- From: Martin J. Dürst <duerst@it.aoyama.ac.jp>
- Date: Thu, 14 Nov 2013 20:14:29 +0900
- To: "Henry S. Thompson" <ht@inf.ed.ac.uk>
- CC: John Cowan <cowan@mercury.ccil.org>, "Joe Hildebrand (jhildebr)" <jhildebr@cisco.com>, Paul Hoffman <paul.hoffman@vpnc.org>, Anne van Kesteren <annevk@annevk.nl>, es-discuss <es-discuss@mozilla.org>, IETF Discussion <ietf@ietf.org>, "www-tag@w3.org" <www-tag@w3.org>, JSON WG <json@ietf.org>
Hello Henry, others, On 2013/11/14 18:44, Henry S. Thompson wrote: > John Cowan writes: > >> Joe Hildebrand (jhildebr) scripsit: >> >>> If 404 doesn't allow [a BOM], I don't see a strong need to add it. >>> Parsers can always be more forgiving of what they will parse than what >>> the spec says, particularly since section 9 says "A JSON parser MAY >>> accept non-JSON forms or extensions". >> >> It's not clear that 404 disallows it, since 404 is defined in terms of >> characters, and a BOM is not a character but an out-of-band signal. > > I think this is a crucial observation. Yes, and I think it's based on the experience with XML. But while this experience may be applicable to JSON, Anne's original comment about the BOM and XMLHttpRequest suggests that 404 actually currently does not tolerate a BOM, and that implementations (except for XMLHttpRequest) also don't.
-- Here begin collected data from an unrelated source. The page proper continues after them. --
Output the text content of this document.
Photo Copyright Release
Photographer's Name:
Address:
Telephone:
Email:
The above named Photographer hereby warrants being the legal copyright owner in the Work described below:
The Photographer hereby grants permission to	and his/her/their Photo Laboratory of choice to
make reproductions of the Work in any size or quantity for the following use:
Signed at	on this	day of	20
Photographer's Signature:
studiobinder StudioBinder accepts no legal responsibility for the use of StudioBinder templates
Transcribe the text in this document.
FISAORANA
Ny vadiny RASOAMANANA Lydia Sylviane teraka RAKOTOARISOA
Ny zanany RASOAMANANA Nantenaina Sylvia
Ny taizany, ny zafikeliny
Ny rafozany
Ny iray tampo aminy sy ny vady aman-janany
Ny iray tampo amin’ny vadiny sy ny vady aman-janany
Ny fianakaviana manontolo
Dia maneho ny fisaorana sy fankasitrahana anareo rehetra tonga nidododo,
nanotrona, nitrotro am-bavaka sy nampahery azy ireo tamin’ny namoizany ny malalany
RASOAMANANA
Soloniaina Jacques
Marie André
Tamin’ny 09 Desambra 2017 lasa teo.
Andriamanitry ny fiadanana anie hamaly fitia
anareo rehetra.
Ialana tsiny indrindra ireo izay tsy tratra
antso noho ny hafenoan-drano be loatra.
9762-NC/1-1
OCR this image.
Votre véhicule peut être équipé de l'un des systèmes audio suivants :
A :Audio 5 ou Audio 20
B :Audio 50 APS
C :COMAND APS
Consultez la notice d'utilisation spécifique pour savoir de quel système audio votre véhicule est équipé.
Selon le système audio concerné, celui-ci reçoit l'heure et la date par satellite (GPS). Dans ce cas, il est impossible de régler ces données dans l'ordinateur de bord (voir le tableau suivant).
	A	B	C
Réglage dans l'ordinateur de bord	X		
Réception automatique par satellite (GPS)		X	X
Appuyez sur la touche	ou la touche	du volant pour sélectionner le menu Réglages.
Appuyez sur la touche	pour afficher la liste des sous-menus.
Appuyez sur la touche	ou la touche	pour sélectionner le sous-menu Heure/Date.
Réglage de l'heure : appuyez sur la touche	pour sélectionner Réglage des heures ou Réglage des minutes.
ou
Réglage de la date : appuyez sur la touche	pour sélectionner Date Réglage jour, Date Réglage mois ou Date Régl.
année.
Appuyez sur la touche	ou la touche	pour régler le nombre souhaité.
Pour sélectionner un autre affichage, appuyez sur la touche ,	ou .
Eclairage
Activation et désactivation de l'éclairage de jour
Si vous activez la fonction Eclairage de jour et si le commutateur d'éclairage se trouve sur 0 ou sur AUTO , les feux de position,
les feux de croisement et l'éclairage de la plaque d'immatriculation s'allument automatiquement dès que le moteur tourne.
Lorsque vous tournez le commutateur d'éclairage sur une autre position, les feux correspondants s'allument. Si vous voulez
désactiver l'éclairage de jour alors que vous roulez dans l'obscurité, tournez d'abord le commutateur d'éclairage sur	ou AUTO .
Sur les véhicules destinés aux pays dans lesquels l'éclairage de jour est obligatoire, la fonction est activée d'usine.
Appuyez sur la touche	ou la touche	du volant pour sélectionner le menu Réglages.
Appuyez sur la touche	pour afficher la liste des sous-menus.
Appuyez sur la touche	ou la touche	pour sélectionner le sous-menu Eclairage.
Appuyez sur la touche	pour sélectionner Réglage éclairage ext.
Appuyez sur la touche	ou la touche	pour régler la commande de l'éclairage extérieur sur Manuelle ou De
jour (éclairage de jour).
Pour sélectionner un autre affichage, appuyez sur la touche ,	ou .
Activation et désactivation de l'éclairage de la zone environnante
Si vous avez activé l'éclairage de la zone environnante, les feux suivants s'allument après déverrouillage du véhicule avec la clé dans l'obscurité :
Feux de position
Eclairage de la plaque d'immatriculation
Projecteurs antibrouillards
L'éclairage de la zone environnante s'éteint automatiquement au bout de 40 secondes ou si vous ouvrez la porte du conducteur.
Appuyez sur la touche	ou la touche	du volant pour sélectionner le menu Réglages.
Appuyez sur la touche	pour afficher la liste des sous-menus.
To give some historic background, the BOM for UTF-8 wasn't in the first edition of XML (http://www.w3.org/TR/1998/REC-xml-19980210#sec-guessing). It only later came in because Microsoft used it for notepad to be able to quickly distinguish between UTF-8 and the legacy system encoding. Because many people were writing some XML by hand, and some of them were using notepad, the pressure on XML to accept a BOM at the start of an UTF-8 file mounted, and it was included in the second edition of the XML Recommendation (http://www.w3.org/TR/2000/REC-xml-20001006#sec-guessing). Compared to XML, JSON may be much less edited by hand, or much less edited on notepad, or otherwise just have a different history from XML, but we have to make sure. Regards, Martin. > I note that XML approaches > this problem in what might be a useful way. The XML ABNF makes no > mention of BOM, it's not part of any XML document as such. But it > _is_ allowed. The relevant wording [1] is: > > Entities ... may begin with the Byte Order Mark described by Annex H > of [ISO/IEC 10646:2000], section 16.8 of [Unicode] (the ZERO WIDTH > NO-BREAK SPACE character, #xFEFF). _This is an encoding signature,_ > _not part of either the markup or the character data of the XML_ > _document._ XML processors must be able to use this character to > differentiate between UTF-8 and UTF-16 encoded documents. [emphasis > added] > > ht > > [1] http://www.w3.org/TR/REC-xml/#charencoding
Received on Thursday, 14 November 2013 11:16:19 UTC